Add note about gpu placement + simplify call to model->run

mreso · mreso · commit af7ee3dc9562 · 2024-03-09T04:19:49.000Z
diff --git a/examples/cpp/aot_inductor/bert/README.md b/examples/cpp/aot_inductor/bert/README.md
@@ -2,6 +2,8 @@ This example uses AOTInductor to compile the [google-bert/bert-base-uncased](htt
 
 Then, this example loads model and runs prediction using libtorch. The handler C++ source code for this examples can be found [here](src).
 
+**Note**: Please note that due to an issue in Pytorch 2.2.1 the AOTInductor model can not be placed on a specific GPU through the API. This issue is resolved in the PT 2.3 nightlies. Please install the nightlies if you want to run multiple model worker on different GPUs.
+
 ### Setup
 1. Follow the instructions in [README.md](../../../../cpp/README.md) to build the TorchServe C++ backend.
 
diff --git a/examples/cpp/aot_inductor/bert/src/bert_handler.cc b/examples/cpp/aot_inductor/bert/src/bert_handler.cc
@@ -157,12 +157,8 @@ c10::IValue BertCppHandler::Inference(
     } else {
       runner = std::static_pointer_cast<torch::inductor::AOTIModelContainerRunnerCpu>(model);
     }
-    #if TORCH_VERSION_MAJOR == 2 && TORCH_VERSION_MINOR == 2
-      auto batch_output_tensor_vector = runner->run(inputs.toTensorVector());
-    #else
-      std::vector<torch::Tensor> tmp = inputs.toTensorVector();
+      auto tmp = inputs.toTensorVector();
       auto batch_output_tensor_vector = runner->run(tmp);
-    #endif
     return c10::IValue(batch_output_tensor_vector[0]);
   } catch (std::runtime_error& e) {
     TS_LOG(ERROR, e.what());
diff --git a/examples/cpp/aot_inductor/resnet/README.md b/examples/cpp/aot_inductor/resnet/README.md
@@ -1,6 +1,8 @@
 This example uses AOTInductor to compile the Resnet50 into an so file which is then executed using libtorch.

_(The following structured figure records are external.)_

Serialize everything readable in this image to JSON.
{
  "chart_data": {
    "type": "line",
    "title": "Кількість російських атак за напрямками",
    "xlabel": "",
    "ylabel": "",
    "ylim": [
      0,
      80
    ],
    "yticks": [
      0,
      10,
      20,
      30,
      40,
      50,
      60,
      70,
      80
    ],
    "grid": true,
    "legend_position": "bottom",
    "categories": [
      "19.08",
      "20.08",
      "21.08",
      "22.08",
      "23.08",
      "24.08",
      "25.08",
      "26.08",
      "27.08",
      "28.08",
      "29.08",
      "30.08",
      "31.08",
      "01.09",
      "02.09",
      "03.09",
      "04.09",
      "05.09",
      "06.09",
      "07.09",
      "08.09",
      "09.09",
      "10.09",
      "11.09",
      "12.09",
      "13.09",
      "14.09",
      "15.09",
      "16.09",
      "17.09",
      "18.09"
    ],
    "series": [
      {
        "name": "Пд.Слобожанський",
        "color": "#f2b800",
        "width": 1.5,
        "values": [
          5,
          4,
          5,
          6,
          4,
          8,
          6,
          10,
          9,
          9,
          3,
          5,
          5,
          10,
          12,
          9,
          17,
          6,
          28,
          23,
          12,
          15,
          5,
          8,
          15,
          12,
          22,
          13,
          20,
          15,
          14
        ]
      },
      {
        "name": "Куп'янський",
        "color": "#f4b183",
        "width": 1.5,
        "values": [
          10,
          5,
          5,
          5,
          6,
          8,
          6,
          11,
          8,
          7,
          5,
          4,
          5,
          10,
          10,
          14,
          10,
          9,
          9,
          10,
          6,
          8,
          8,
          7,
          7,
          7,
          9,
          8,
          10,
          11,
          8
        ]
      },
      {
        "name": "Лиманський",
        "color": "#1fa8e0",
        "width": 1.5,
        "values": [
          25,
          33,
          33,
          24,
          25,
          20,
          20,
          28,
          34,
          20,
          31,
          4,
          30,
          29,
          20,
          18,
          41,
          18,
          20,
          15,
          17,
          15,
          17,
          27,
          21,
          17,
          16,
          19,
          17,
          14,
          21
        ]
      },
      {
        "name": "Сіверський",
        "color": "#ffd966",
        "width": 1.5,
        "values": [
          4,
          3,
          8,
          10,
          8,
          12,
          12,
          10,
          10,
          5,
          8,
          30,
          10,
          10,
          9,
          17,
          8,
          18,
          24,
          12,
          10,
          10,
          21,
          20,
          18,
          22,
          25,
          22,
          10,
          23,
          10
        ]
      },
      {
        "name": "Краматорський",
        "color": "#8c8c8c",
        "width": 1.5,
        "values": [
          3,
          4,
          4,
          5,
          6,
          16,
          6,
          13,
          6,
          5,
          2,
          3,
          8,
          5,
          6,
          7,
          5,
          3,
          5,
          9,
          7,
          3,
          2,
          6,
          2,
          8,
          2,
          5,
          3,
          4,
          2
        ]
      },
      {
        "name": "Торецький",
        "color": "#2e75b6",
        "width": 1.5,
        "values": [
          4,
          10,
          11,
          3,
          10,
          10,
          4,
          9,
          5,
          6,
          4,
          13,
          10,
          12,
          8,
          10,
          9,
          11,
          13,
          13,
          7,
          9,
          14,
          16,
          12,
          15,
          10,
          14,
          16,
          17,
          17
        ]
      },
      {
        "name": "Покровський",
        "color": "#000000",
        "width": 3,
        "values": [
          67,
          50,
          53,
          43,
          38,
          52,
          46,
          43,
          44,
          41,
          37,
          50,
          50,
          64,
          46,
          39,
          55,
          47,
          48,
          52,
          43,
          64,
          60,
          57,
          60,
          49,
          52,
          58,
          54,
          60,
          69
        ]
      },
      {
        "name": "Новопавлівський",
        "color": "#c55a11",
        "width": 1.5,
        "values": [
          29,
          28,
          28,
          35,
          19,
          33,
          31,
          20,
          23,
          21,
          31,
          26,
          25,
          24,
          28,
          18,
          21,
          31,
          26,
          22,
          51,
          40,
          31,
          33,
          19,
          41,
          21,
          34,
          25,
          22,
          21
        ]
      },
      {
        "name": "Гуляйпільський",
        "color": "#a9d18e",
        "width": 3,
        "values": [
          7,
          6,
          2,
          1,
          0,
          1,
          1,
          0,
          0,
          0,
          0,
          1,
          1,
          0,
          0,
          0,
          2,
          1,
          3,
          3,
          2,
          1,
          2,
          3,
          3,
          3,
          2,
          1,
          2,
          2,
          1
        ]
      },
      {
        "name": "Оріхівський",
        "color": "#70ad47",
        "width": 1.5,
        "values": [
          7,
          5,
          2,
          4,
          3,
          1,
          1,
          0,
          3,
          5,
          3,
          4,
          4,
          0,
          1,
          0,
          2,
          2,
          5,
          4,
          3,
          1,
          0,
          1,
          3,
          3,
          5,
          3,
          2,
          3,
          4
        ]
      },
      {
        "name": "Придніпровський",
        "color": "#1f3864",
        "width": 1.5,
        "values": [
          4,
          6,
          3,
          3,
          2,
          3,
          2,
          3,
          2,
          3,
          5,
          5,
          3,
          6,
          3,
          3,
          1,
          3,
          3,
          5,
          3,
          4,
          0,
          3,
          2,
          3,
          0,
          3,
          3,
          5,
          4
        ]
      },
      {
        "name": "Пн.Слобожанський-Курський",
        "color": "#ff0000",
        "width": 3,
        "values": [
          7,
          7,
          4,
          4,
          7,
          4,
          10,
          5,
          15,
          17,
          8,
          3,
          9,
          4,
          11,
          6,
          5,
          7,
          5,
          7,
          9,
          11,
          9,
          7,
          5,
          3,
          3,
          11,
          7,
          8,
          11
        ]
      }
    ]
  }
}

 The handler C++ source code for this examples can be found [here](src).
 
+**Note**: Please note that due to an issue in Pytorch 2.2.1 the AOTInductor model can not be placed on a specific GPU through the API. This issue is resolved in the PT 2.3 nightlies. Please install the nightlies if you want to run multiple model worker on different GPUs.
+
 ### Setup
 1. Follow the instructions in [README.md](../../../../cpp/README.md) to build the TorchServe C++ backend.